2018-07-26 Thread Cheng Lin
By default, there is one sched domain covering all CPUs, including
those isolated ones using "isolcpus=" boot parameter. However, the
isolated CPUs will not participate in load balancing, and will not
have tasks running on them unless explicitly assigning by CPU
affinity.

But, NUMA balancing has not taken *isolcpus(isolated cpus)* into 
consideration. It may migrate tasks onto isolated cpus and the 
migrated tasks will never escape from the isolated cpus, which will
break the isolation provided by *isolcpus* boot parameter and 
intrduce various problems. The typical scenario is,

When we wanna use the isolated CPUs in a cgroup, cpuset must include
them(e.g. in container).In that case, task's CPU-affinity in the
cgroup includes the isolated CPU by default; If we pin a task onto an
isolated CPU or a CPU which on the same NUMA node with the isolated
CPU, and if there is another task sharing memory with the pinned task,
it will be migrated to the same NUMA node by NUMA-balancing for better
performance. In this case, the isolated CPU maybe chosen as the target
CPU.

Although Load-balancing never migrate a task onto isolated CPU, 
NUMA-balancing does not consider isolated CPU currently. This patch
ensure NUMA balancing not to balance tasks onto isolated

Signed-off-by: Cheng Lin 
Reviewed-by: Tan Hu 
Reviewed-by: Jiang Biao 
---
v2: 
* rework and retest on latest kernel
* detail the scenario in the commit log
* fix the SoB chain

 kernel/sched/core.c | 9 ++---
 kernel/sched/fair.c | 3 ++-
 2 files changed, 8 insertions(+), 4 deletions(-)

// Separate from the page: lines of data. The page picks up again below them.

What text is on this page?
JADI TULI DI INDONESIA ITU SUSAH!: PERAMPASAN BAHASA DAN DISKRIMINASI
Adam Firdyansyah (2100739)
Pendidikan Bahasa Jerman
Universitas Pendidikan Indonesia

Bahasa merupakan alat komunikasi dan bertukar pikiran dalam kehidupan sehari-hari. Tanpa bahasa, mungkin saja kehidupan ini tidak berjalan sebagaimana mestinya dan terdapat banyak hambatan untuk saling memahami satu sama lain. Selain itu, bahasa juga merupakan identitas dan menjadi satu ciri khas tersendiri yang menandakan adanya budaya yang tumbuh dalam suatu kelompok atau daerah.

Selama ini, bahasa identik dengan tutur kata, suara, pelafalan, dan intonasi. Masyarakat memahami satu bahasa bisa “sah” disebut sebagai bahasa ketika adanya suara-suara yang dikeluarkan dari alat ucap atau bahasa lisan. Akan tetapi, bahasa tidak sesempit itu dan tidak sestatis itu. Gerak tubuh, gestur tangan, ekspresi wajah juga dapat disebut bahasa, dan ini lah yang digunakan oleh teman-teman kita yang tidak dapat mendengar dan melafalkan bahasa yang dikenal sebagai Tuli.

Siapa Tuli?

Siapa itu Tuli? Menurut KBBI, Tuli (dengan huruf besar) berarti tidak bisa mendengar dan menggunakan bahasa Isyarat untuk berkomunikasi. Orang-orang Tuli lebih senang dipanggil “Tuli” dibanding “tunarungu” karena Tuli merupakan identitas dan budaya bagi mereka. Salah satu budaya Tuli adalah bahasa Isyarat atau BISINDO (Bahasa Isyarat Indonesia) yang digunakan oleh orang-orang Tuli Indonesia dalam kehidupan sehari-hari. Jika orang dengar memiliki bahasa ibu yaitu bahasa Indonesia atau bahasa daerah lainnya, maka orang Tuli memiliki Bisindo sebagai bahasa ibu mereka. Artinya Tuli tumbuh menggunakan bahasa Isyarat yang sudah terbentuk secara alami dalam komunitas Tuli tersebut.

diff --git a/kernel/sched/core.c b/kernel/sched/core.c
index fe365c9..170a673 100644
--- a/kernel/sched/core.c
+++ b/kernel/sched/core.c
@@ -1302,10 +1302,12 @@ int migrate_swap(struct task_struct *cur, struct 
task_struct *p)
if (!cpu_active(arg.src_cpu) || !cpu_active(arg.dst_cpu))
goto out;
 
-   if (!cpumask_test_cpu(arg.dst_cpu, &arg.src_task->cpus_allowed))
+   if ((!cpumask_test_cpu(arg.dst_cpu, &arg.src_task->cpus_allowed))
+   || !housekeeping_test_cpu(arg.dst_cpu, HK_FLAG_DOMAIN))
goto out;
 
-   if (!cpumask_test_cpu(arg.src_cpu, &arg.dst_task->cpus_allowed))
+   if ((!cpumask_test_cpu(arg.src_cpu, &arg.dst_task->cpus_allowed))
+   || !housekeeping_test_cpu(arg.src_cpu, HK_FLAG_DOMAIN))
goto out;
 
trace_sched_swap_numa(cur, arg.src_cpu, p, arg.dst_cpu);
@@ -5508,7 +5510,8 @@ int migrate_task_to(struct task_struct *p, int target_cpu)
if (curr_cpu == target_cpu)
return 0;
 
-   if (!cpumask_test_cpu(target_cpu, &p->cpus_allowed))
+   if ((!cpumask_test_cpu(target_cpu, &p->cpus_allowed))
+   || !housekeeping_test_cpu(target_cpu, HK_FLAG_DOMAIN))
return -EINVAL;
 
/* TODO: This is not properly updating schedstats */
diff --git a/kernel/sched/fair.c b/kernel/sched/fair.c
index 2f0a0be..1ea2953 100644
--- a/kernel/sched/fair.c
+++ b/kernel/sched/fair.c
@@ -1724,7 +1724,8 @@ static void task_numa_find_cpu(struct task_numa_env *env,
 
for_each_cpu(cpu, cpumask_of_node(env->dst_nid)) {
/* Skip this CPU if the source task cannot migrate */
-   if (!cpumask_test_cpu(cpu, &env->p->cpus_allowed))
+   if ((!cpumask_test_cpu(cpu, &env->p->cpus_allowed))
+   || !housekeeping_test_cpu(cpu, HK_FLAG_DOMAIN))
continue;
 
env->dst_cpu = cpu;
-- 
1.8.3.1